How do you explain a graph algorithm to a compliance officer?
Compliance officers understand tree structures just fine, but the hard part is explaining the “why”. Data lineage is the challenge: it’s less about “how” the nodes are connected and more about “why” we trust the data behind the node.
We focus on behavior: we have to show that, for instance, the company has changed owners, but it’s still trading with the same bad actors and has the same debts. The pattern didn’t change, only the name did. We have to build a glass box where they can see the provenance of every data point.
What keeps you up at night? Where do you think the field needs to go next?

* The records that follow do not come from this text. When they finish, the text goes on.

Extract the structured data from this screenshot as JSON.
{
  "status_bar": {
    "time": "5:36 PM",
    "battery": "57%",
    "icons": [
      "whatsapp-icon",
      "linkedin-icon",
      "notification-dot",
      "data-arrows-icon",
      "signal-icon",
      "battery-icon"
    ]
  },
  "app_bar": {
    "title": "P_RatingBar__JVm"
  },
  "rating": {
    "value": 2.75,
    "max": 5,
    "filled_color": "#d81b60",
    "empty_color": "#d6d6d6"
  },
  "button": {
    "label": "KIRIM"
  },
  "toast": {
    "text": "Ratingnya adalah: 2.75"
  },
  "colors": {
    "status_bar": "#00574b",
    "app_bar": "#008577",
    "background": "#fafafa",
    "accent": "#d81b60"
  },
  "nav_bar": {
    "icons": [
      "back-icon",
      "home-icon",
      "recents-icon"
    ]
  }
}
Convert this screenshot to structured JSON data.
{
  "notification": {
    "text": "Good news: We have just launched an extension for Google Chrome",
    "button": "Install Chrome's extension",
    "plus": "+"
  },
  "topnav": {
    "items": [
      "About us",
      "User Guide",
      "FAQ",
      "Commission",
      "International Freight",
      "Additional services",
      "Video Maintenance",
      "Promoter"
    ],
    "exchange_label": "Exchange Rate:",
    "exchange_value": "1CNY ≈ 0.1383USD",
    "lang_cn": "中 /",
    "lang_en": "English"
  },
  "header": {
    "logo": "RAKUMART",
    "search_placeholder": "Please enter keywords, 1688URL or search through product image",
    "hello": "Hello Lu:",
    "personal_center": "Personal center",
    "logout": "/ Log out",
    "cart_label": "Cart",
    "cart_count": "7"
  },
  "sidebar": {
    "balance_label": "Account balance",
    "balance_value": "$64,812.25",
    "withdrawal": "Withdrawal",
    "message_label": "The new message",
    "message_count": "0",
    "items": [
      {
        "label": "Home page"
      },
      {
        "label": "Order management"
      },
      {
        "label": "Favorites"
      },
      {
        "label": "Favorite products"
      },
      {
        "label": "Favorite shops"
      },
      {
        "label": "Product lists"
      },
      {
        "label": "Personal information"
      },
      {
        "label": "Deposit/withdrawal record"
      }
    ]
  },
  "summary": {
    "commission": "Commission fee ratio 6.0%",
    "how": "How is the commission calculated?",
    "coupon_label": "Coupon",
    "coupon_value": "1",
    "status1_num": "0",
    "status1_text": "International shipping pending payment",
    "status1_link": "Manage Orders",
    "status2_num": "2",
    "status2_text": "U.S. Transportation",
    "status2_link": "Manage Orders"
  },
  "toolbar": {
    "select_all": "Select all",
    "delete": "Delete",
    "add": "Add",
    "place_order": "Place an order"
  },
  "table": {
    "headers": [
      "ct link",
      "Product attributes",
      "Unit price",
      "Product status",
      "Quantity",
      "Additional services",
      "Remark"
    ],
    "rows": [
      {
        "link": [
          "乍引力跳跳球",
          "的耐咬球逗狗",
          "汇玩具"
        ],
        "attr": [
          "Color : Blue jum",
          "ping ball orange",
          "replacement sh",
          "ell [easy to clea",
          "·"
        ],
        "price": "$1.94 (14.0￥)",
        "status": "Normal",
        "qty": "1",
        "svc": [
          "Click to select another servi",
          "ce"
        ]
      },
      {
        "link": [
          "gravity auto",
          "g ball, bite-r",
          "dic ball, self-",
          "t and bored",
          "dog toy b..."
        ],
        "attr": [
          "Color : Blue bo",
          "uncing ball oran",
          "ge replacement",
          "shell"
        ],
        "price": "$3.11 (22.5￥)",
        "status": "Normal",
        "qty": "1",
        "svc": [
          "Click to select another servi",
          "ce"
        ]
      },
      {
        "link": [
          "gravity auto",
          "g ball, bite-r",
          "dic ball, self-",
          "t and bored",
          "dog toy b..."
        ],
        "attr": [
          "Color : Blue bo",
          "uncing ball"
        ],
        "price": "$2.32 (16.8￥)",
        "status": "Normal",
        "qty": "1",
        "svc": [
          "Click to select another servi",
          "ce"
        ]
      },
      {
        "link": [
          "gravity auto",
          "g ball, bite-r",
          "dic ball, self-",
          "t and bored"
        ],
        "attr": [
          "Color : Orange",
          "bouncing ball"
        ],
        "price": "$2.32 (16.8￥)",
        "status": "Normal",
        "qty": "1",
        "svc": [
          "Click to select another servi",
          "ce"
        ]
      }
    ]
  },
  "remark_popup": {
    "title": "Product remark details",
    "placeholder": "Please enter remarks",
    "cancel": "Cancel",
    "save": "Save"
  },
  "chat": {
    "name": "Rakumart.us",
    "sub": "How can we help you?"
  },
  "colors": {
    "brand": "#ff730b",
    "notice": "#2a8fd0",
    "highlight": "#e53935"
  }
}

That would be the pollution of truth via generative AI output that’s plaguing the internet. As we move forward, we face a fundamental problem: LLMs are generating vast amounts of synthetic information, such as fake news and entirely hallucinated documents. How do we distinguish between a verifiable fact from an official registry and a sophisticated, AI-generated narrative planted by a state actor or a corporation?
We are seeing warning signs of a “splinternet”: a fragmented internet where regions become more isolated and data access becomes harder. The next frontier for us is establishing a mechanism to verify the origin of information. We need to ensure that when our graph asserts a fact, it is immune to the flood of synthetic noise. Trusting the source is becoming more difficult than processing the data.
If someone wanted to build a similar system for a different “hostile data environment,” what’s the one lesson that would save them six months of pain?
To paraphrase Tolstoy: “All clean data is alike; every dirty dataset is dirty in its own way.”
There is no silver bullet. My only advice is aggressive experimenting. Don’t try to design the perfect system on paper. The data will break your assumptions on day one. You have to test, fail, fix, and repeat. It’s painful, but it’s the only way to build something that actually works.